AI in the ER: Big Promise, High Stakes

A new viewpoint urges hospitals to pair emergency‑department AI with transparency, bias checks, and human oversight.

Artificial intelligence (AI)—especially large language models (LLMs) like ChatGPT—is moving from pilot projects to everyday support in emergency medicine. A peer‑reviewed viewpoint in JMIR Medical Informatics outlines where AI already helps and where guardrails are urgently needed to keep patients safe.  

Where AI is helping today

Hospitals are testing tools that predict who needs admission, speed triage in crowded waiting rooms, and forecast bed availability and staffing needs. Algorithms can rapidly read scans for fractures or head injuries, flag possible heart attacks from ECGs, and help spot early sepsis—sometimes cutting time to antibiotics. Unlike traditional rule‑based decision aids, modern AI learns patterns directly from data, which can surface subtle risks clinicians might miss.  

Why experts urge caution

LLMs can “hallucinate”—confidently giving wrong answers—and they’re least reliable on rare or atypical cases that emergency clinicians see every day. Bias is another risk: models trained on narrow datasets may work well for some groups and poorly for others. One dermatology example cited in the paper showed 17% diagnostic accuracy on very dark skin versus 69.9% on lighter skin tones, underscoring the stakes for equity in care. The authors recommend diversified training data, ongoing audits, and techniques that let models signal uncertainty so clinicians know when not to trust the output.  

Make AI explain itself—then keep humans in charge

Because “black‑box” predictions are hard to trust in life‑or‑death settings, the authors call for explainable AI (XAI)—methods that show which factors drove a recommendation—and for clear, rapid “override” pathways so clinicians can overrule the algorithm at the bedside. Hospitals should also document AI‑influenced decisions and set up oversight committees to review performance and near‑misses.  

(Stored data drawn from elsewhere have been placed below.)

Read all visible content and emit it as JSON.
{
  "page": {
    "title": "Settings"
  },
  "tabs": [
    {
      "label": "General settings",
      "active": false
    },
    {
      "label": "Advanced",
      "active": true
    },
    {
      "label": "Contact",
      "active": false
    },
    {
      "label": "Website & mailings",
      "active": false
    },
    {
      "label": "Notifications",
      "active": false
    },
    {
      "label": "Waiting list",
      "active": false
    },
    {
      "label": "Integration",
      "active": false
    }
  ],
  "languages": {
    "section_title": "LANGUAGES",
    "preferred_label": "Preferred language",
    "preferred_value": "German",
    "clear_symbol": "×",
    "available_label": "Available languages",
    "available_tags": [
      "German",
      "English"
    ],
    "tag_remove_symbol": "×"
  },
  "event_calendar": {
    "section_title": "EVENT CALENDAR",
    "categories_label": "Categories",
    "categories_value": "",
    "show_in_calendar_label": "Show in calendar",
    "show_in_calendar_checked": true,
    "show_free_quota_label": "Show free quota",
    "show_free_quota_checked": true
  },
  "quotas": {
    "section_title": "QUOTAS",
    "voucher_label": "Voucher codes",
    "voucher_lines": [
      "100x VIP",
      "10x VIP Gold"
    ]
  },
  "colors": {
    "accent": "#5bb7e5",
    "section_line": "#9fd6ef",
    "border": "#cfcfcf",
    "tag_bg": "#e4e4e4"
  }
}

Rules and responsibility are still catching up

Regulation is evolving unevenly: the EU’s AI Act applies a risk‑based framework; the U.S. leans on the FDA’s rules for software as a medical device; many countries have no binding health‑AI rules at all (the paper estimates only ~15% do). Liability when AI steers a bad outcome remains murky, strengthening the case for rigorous validation before clinical deployment.  

Main takeaway

AI can ease bottlenecks and support faster, more accurate emergency care—but it’s not a replacement for clinical judgment. Hospitals adopting these tools should insist on transparency, fairness checks, and continuous monitoring, and train staff to use AI critically. Done right, AI becomes a helpful second set of eyes in the ER—powerful, but always supervised.  

Source: Amiot F, Potier B. “Artificial Intelligence (AI) and Emergency Medicine: Balancing Opportunities and Challenges.” JMIR Medical Informatics. Published Aug 13, 2025.  

Editor’s note: This article is for information only and is not a substitute for professional medical advice.